Pertama, konflik yang bersumber dari mobilisasi politik atas nama etnik, agama,
dan daerah. Kedua, konflik yang bersumber dari kampanye negatif antar pasangan
calon kepala daerah. Ketiga, konflik yang bersumber dari premanisme politik dan
pemaksaan kehendak. Keempat, konflik yang bersumber dari manipulasi dan
kecurangan penghitungan suara hasil Pilkada. Kelima, konflik yang bersumber
dari perbedaan penafsiran terhadap aturan main penyelenggaraan Pilkada. Kelima
sumber konflik tersebut juga menjadi potensi konflik penyelenggaraan Pilkada
serentak di berbagai daerah. Dalam konteks tersebut, kebutuhan atas kapasitas
mengelola konflik Pilkada menjadi penting (Ramadlan dan Wahyudi, 2016).
Permasalahan menyangkut penghitungan suara bukanlah fenomena baru,
karena sudah sering terjadi beberapa kasus yang bermasalah dalam perolehan
2
maupun penghitungan suara Pemilu dan Pilkada dari dulu hingga sekarang.
Seperti misalnya pada ajang Pemilu 2009, dari hasil pengamatan banyak menuai
persoalan mulai dari persoalan DPT hingga penggelembungan suara seperti yang
terjadi di beberapa daerah antara lain di Kabupaten Kaur Provinsi Bengkulu
mencapai 20.000 suara untuk caleg tertentu dan terjadi pengurangan suara untuk
caleg tertentu (Amancik, 2009).
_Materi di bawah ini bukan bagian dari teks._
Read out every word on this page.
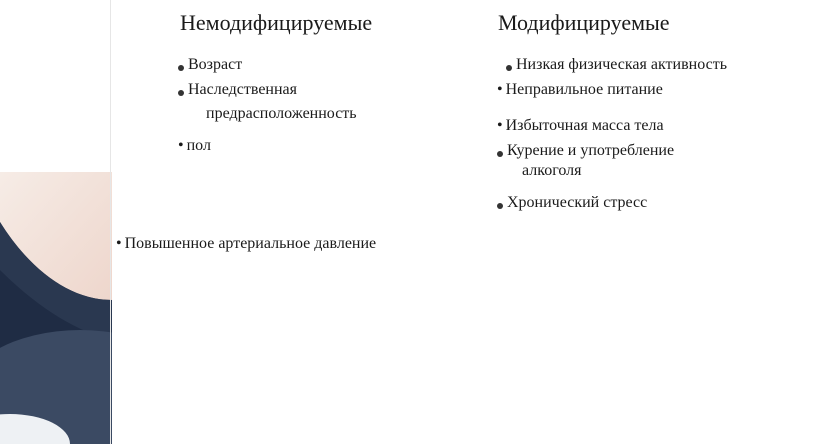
Немодифицируемые
Возраст
Наследственная
предрасположенность
• пол
Модифицируемые
Низкая физическая активность
• Неправильное питание
• Избыточная масса тела
Курение и употребление
алкоголя
Хронический стресс
• Повышенное артериальное давление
Indikasi dari kecurangan dan ketidakberesan
penyelenggaraan Pemilu, termasuk masalah penghitungan suara, juga dibuktikan
dengan banyaknya komplain dari peserta Pemilu (caleg, partai politik) serta
banyaknya gugatan yang masuk ke Mahkamah Konstitusi (MK).
Contoh lainnya, pada Pilkada di Jawa Timur Putusan MK membatalkan
Keputusan KPU Jawa Timur terkait penghitungan suara hasil Pilkada di tiga
daerah di Madura, dengan pertimbangan yang intinya adalah bahwa prosedur
penghitungan hasil suara Pilkada di tiga daerah tersebut dilakukan tidak sesuai
dengan prosedur hukum yang benar, bahkan pelanggaran hukum itu dilakukan
secara sistematis (Putusan Mahkamah Konstitusi Nomor 41/PHPU.D-VI/2008).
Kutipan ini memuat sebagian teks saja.